UNASSIGNED: These results indicate a possible link between genetic differences in the drug targeting ESR1 and susceptibility to autoimmune disorders. Hence, our study offers significant support for the possible use of drugs targeting ESR1 for the management of autoimmune disorders. MR and drug repurposing are utilized to investigate the relationship between autoimmune diseases and bone mineral density, with a focus on ESR1.
摘要:
■尽管治疗自身免疫性疾病的药物越来越多,许多患者仍在努力实现他们的治疗目标。我们的目的是确定最初用于治疗骨密度的药物是否可以通过孟德尔随机化(MR)应用于自身免疫性疾病的治疗。
■使用全基因组关联研究的汇总统计数据,我们使用双样本MR设计来评估自身免疫性疾病与BMD相关药物靶点之间的相关性.来自DrugBank和ChEMBL数据库的数据用于确定抗骨质疏松药物的药物靶标。使用Wald比率检验或逆方差加权方法来评估药物靶标中的遗传变异对自身免疫疾病治疗的影响。
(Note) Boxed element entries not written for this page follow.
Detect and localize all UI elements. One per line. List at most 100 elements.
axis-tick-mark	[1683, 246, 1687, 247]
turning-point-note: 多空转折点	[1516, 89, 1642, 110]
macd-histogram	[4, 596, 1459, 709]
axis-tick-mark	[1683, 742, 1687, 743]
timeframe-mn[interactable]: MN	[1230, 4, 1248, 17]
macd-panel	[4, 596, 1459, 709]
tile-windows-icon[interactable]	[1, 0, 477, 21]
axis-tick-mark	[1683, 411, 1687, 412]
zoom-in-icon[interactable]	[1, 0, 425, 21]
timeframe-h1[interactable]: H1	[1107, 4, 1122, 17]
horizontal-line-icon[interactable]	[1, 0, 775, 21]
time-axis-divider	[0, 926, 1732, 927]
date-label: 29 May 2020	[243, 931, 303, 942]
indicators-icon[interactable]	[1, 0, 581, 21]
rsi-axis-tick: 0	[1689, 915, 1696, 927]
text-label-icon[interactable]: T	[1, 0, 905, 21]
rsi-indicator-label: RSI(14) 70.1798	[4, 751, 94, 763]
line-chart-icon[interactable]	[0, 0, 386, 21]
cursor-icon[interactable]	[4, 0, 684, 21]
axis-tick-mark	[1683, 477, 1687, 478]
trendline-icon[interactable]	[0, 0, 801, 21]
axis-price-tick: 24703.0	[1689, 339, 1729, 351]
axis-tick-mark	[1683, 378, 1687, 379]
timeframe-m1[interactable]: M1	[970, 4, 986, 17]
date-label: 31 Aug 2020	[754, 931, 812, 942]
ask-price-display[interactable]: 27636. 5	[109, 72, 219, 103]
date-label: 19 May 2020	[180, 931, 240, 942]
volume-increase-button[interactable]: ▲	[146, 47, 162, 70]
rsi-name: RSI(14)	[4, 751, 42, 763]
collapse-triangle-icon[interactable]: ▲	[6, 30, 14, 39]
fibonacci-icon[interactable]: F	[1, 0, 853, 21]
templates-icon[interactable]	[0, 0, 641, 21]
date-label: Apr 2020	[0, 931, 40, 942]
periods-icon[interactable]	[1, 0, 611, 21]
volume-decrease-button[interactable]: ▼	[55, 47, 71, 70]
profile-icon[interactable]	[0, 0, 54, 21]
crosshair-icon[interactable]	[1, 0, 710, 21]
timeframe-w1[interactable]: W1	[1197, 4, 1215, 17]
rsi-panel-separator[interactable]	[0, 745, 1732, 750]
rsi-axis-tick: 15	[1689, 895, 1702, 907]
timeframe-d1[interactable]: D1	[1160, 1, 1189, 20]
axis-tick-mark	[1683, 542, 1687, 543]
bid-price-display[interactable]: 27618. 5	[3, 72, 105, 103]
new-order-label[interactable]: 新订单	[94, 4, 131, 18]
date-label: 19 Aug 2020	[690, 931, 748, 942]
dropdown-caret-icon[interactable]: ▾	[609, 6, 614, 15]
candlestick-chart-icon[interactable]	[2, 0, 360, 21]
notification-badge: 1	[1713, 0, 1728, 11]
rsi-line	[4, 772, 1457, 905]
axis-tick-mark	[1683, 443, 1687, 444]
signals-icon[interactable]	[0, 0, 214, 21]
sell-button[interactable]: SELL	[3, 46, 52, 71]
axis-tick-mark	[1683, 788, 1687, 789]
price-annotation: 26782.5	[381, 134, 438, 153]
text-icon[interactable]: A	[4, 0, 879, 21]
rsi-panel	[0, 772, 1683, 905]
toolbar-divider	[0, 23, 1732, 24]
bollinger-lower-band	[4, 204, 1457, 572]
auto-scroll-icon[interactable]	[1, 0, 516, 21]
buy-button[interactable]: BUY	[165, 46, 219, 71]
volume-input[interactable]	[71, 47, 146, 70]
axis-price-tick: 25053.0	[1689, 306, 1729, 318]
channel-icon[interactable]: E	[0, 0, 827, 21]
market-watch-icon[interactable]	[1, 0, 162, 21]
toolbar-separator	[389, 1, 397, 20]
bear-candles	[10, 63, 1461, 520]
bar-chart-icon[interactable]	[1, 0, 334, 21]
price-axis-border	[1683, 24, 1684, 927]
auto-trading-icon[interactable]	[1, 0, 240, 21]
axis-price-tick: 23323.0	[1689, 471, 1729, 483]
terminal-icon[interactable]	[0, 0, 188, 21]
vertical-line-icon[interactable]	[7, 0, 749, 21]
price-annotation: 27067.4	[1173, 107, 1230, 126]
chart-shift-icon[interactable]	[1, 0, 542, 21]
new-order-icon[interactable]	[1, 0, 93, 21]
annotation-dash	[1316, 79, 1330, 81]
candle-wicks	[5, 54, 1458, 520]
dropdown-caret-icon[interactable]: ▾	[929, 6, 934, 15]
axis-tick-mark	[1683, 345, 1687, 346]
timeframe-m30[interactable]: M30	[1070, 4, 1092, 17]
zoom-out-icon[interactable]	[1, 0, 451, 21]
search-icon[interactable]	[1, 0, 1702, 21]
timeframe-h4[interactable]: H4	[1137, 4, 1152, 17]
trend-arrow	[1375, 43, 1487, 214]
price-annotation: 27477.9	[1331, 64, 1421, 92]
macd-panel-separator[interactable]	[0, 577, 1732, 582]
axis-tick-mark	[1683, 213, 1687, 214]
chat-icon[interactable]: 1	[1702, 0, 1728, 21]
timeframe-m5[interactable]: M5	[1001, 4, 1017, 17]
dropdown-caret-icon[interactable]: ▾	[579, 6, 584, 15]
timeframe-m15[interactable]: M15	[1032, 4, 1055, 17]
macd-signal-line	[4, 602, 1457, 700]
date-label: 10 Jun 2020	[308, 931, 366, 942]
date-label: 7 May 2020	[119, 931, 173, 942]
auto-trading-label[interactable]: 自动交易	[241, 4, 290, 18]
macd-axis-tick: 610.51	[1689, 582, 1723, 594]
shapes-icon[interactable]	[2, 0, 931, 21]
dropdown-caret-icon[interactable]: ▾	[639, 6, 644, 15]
■通过我们的分析,我们发现雷洛昔芬/coecalcierol中特定基因(ESR1)的遗传变异与各种自身免疫性疾病(如强直性脊柱炎)之间存在负相关,子宫内膜异位症,IgA肾病,类风湿性关节炎,结节病,系统性红斑狼疮,1型糖尿病。
■这些结果表明,针对ESR1的药物的遗传差异与自身免疫性疾病的易感性之间可能存在联系。因此,我们的研究为可能使用针对ESR1的药物治疗自身免疫性疾病提供了重要支持.利用MR和药物再利用来研究自身免疫性疾病与骨密度之间的关系。重点是ESR1。
■使用全基因组关联研究的汇总统计数据,我们使用双样本MR设计来评估自身免疫性疾病与BMD相关药物靶点之间的相关性.来自DrugBank和ChEMBL数据库的数据用于确定抗骨质疏松药物的药物靶标。使用Wald比率检验或逆方差加权方法来评估药物靶标中的遗传变异对自身免疫疾病治疗的影响。
■通过我们的分析,我们发现雷洛昔芬/coecalcierol中特定基因(ESR1)的遗传变异与各种自身免疫性疾病(如强直性脊柱炎)之间存在负相关,子宫内膜异位症,IgA肾病,类风湿性关节炎,结节病,系统性红斑狼疮,1型糖尿病。
■这些结果表明,针对ESR1的药物的遗传差异与自身免疫性疾病的易感性之间可能存在联系。因此,我们的研究为可能使用针对ESR1的药物治疗自身免疫性疾病提供了重要支持.利用MR和药物再利用来研究自身免疫性疾病与骨密度之间的关系。重点是ESR1。